Nelson leaned in, put his mouth to Tim’s ear, and said, “Just listen.”
Tim nodded. What would he say?
Please, don’t stop?
Or even worse, what he’d almost said to Javier earlier…that incriminating phrase was straining to bust out, too.
“Tim…you’re a great guy.”
Oh.
Uh oh.
“I like you,” Nelson said. He pushed himself up and touched Tim’s forehead in the dark, and traced the shape of his brow. “I do.”
This isn’t going to be pretty.
Tim held his breath…because breathing might result in begging Nelson not to say whatever he was building up to, and making an even bigger fool of himself. Maybe he projected that need desperately enough that Nelson somehow felt it, because instead of going on, of adding the ubiquitous “let’s just be friends” line—which Phil hadn’t even bothered to give lip service to—Nelson leaned in again, closed the narrow gap between them, and covered Tim’s mouth with his.
Nelson’s lips pried Tim’s open effortlessly, and his tongue slid in, sure as always.

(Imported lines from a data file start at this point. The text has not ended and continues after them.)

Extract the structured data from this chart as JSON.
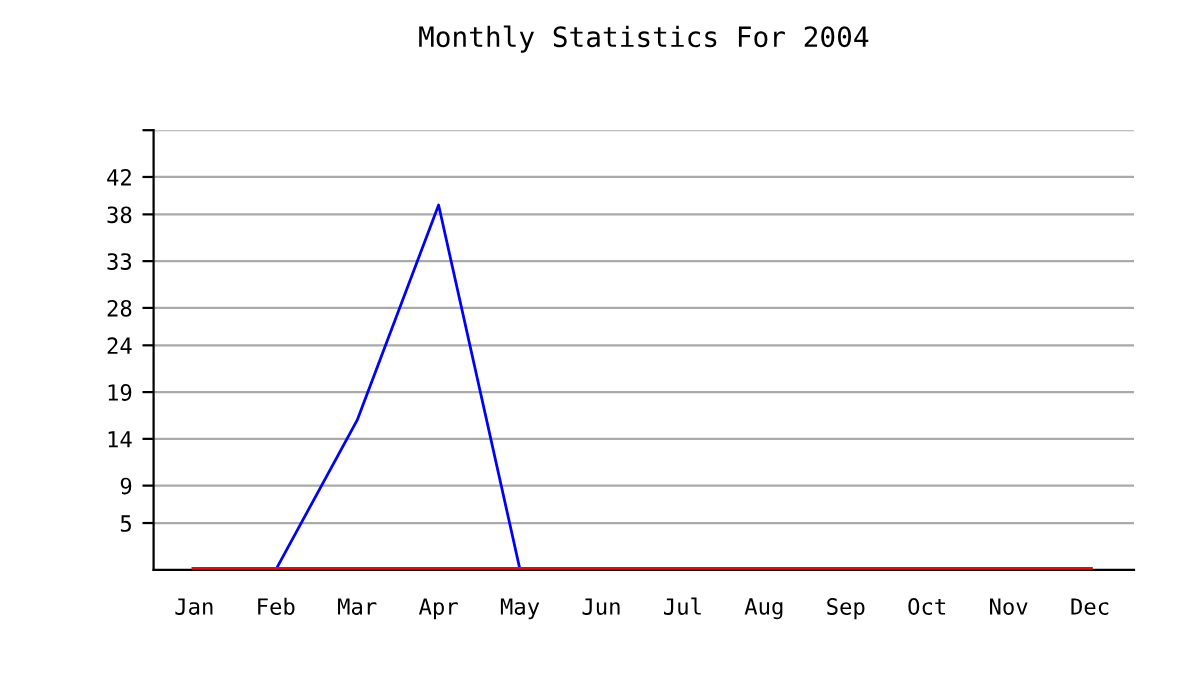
{
  "chart_data": {
    "type": "line",
    "title": "Monthly Statistics For 2004",
    "categories": [
      "Jan",
      "Feb",
      "Mar",
      "Apr",
      "May",
      "Jun",
      "Jul",
      "Aug",
      "Sep",
      "Oct",
      "Nov",
      "Dec"
    ],
    "series": [
      {
        "color": "#0000ff",
        "values": [
          null,
          0,
          16,
          39,
          0,
          null,
          null,
          null,
          null,
          null,
          null,
          null
        ]
      },
      {
        "color": "#ff0000",
        "values": [
          0,
          0,
          0,
          0,
          0,
          0,
          0,
          0,
          0,
          0,
          0,
          0
        ]
      }
    ],
    "ylim": [
      0,
      47
    ],
    "yticks": [
      5,
      9,
      14,
      19,
      24,
      28,
      33,
      38,
      42,
      {
        "value": 47,
        "label": null
      }
    ],
    "grid": "y",
    "legend": false,
    "marker": "none",
    "line_style": "solid"
  }
}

It roved along the edges of his teeth now, snuck in for a taste of his tongue, exploring with a gentle touch. Tim felt his breath catch and willed it to just be normal and not give him away. Because nothing was more pathetic than going all sappy over a “thanks, but no thanks” type of goodbye kiss.
Nelson cupped Tim’s jaw as he drew away from the languid kiss, and sighed to himself. Tim steeled himself for the words, hoping they’d be as gentle as the kiss had been, but knowing that no matter how carefully Nelson chose them, they’d still sting in the fresh wound that Phil’s email had left behind. And Nelson said, “I’m not a total dick, you know. You and me, this is….” He paused, searched for a way to put it, then went on. “I was thinking you’d call me later, we could hang out and stuff. After whatever’s going on out there…whatever this cluster-fuck outside is…sorts itself out. I mean, if you even want to. No pressure.”
Tim replayed the words in his mind to make sure he’d heard what he thought he heard (
the
Nelson Oliver
asking him out?
) and he said, “Yeah.” He even sounded normal. Probably.
“Okay.” Nelson ran his fingers over the curve of Tim’s shoulder, down the front of his shirt. Grazed his nipple—again, as if by accident. As if Nelson had sex-seeking magnets in his fingertips. Tim started getting hard—and Nelson obviously felt it. He smiled to himself and shifted his hips to settle himself more firmly on the bulge. “I have a rubber on me, y’know.”
Tim’s breath caught. “I don’t think, without lube….”
“Which is where your first aid kit comes in. Antibacterial salve? That’s a no-no, breaks down latex. Antibacterial cream, though…that’ll work.”
Nelson dug in the pocket of his flannel shirt and held up a small tube. Too dark to read it, but Tim was sure he knew what he was talking about. And also, Tim realized….
He’d been planning this.
Why? Beyond the fact that Nelson didn’t know the meaning of the word
inhibited
. Not that Tim would ask. It would sound like he was fishing for a compliment. Still, he couldn’t help but wonder.